Monday, December 17, 2012


Marquise du Chatelet

December 17

On this date in 1706, Gabrielle Emilie le Tonnelier de Breteuil, later known as the Marquise du Chatelet, was born in Paris. The daughter of the Baron de Breteuil, she showed great aptitude and was given broad latitude to study. Emilie was translating Virgil by age16. She married Marquis Florent du Chastellet in 1725 at the age of 19. He was governor of Semur-en-Auxois and later took on a military career. They had three children before essentially parting ways, although Emilie resisted any idea of divorce. Living a social life in Paris, Emilie met Voltaire, with whom she lived for her remaining life. It was Voltaire who changed her name to "Chatelet." When Voltaire was facing arrest, they went to live together at her husband's family estates at Cirey, where both of them spent some of their most productive years of work, and were known for working day and night. Emilie wrote treatises on mathematics, physics and philosophy. She is best-known in France for translating Newton's Principia, which, as the only French translation of that work, was reprinted in 1966. The Marquise reportedly fell in love at the end of her life with Marquis de Saint-Lambert and became pregnant by him.
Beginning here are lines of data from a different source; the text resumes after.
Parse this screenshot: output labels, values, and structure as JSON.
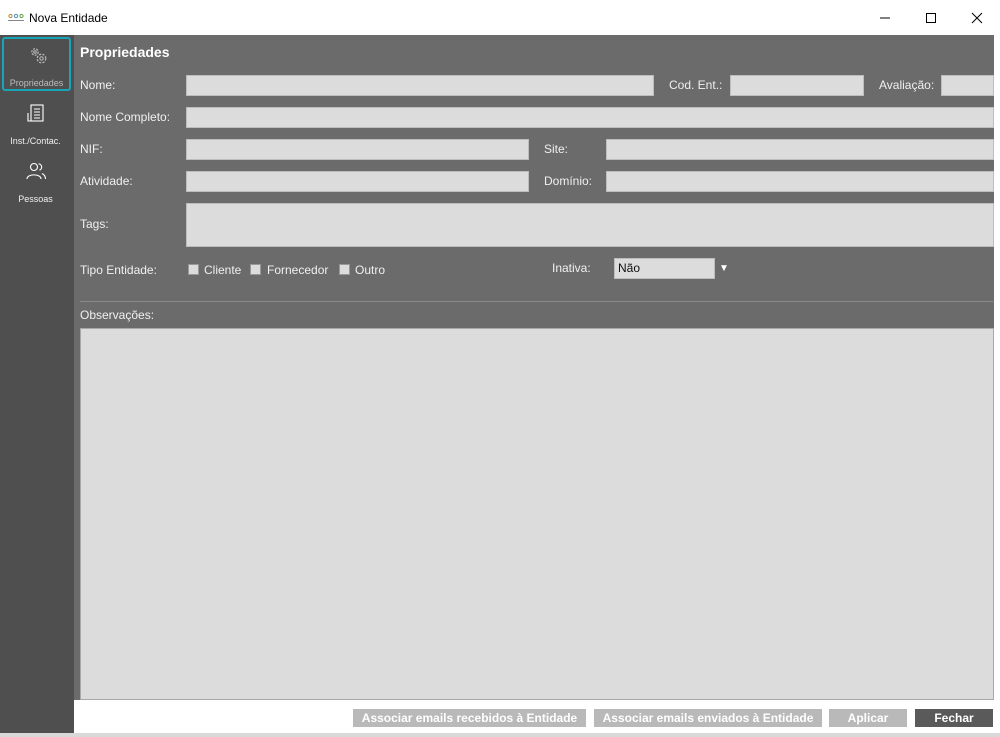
{
  "window": {
    "title": "Nova Entidade"
  },
  "sidebar": {
    "items": [
      {
        "label": "Propriedades",
        "icon": "gear-icon",
        "active": true
      },
      {
        "label": "Inst./Contac.",
        "icon": "building-contact-icon",
        "active": false
      },
      {
        "label": "Pessoas",
        "icon": "people-icon",
        "active": false
      }
    ]
  },
  "main": {
    "heading": "Propriedades",
    "labels": {
      "nome": "Nome:",
      "cod_ent": "Cod. Ent.:",
      "avaliacao": "Avaliação:",
      "nome_completo": "Nome Completo:",
      "nif": "NIF:",
      "site": "Site:",
      "atividade": "Atividade:",
      "dominio": "Domínio:",
      "tags": "Tags:",
      "tipo_entidade": "Tipo Entidade:",
      "inativa": "Inativa:",
      "observacoes": "Observações:"
    },
    "checkboxes": [
      "Cliente",
      "Fornecedor",
      "Outro"
    ],
    "inativa_value": "Não"
  },
  "footer": {
    "btn_recebidos": "Associar emails recebidos à Entidade",
    "btn_enviados": "Associar emails enviados à Entidade",
    "btn_aplicar": "Aplicar",
    "btn_fechar": "Fechar"
  },
  "colors": {
    "accent": "#1aa4b8",
    "sidebar_bg": "#4f4f4f",
    "panel_bg": "#6b6b6b",
    "field_bg": "#dcdcdc"
  }
}
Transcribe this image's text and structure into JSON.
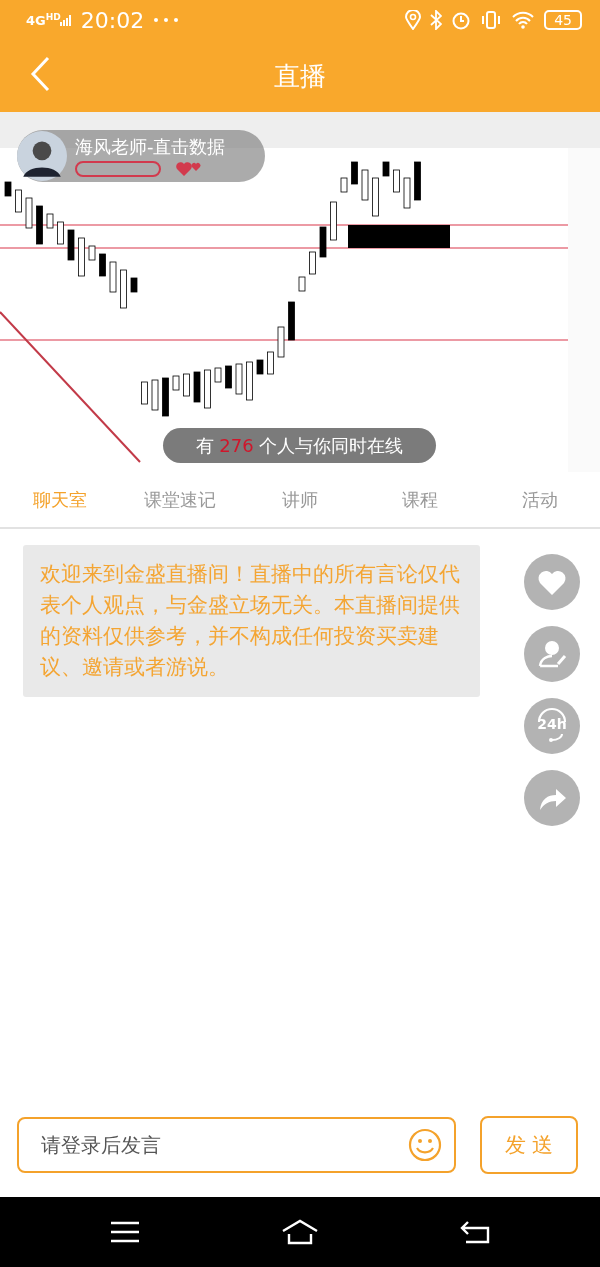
{
  "status_bar": {
    "network": "4G",
    "network_badge": "HD",
    "time": "20:02",
    "battery": "45"
  },
  "header": {
    "title": "直播"
  },
  "video": {
    "kind": "picture",
    "host": {
      "name": "海风老师-直击数据"
    },
    "online": {
      "prefix": "有",
      "count": "276",
      "suffix": "个人与你同时在线"
    }
  },
  "tabs": [
    {
      "label": "聊天室",
      "selected": true
    },
    {
      "label": "课堂速记",
      "selected": false
    },
    {
      "label": "讲师",
      "selected": false
    },
    {
      "label": "课程",
      "selected": false
    },
    {
      "label": "活动",
      "selected": false
    }
  ],
  "messages": [
    {
      "text": "欢迎来到金盛直播间！直播中的所有言论仅代表个人观点，与金盛立场无关。本直播间提供的资料仅供参考，并不构成任何投资买卖建议、邀请或者游说。"
    }
  ],
  "side_actions": [
    {
      "kind": "like"
    },
    {
      "kind": "profile"
    },
    {
      "kind": "service",
      "badge": "24h"
    },
    {
      "kind": "share"
    }
  ],
  "composer": {
    "placeholder": "请登录后发言",
    "send": "发 送"
  }
}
Voltaire was said to have entered into the campaign to persuade her husband that he was the father. She gave birth to a daughter on Sept. 10, 1749. Emilie died six days later, at the age of 43, and her daughter died soon after. Emilie had dedicated her Deistic manuscript, Doubts about Revealed Religion, which was posthumously published in 1792, to her companion, Voltaire. D. 1749.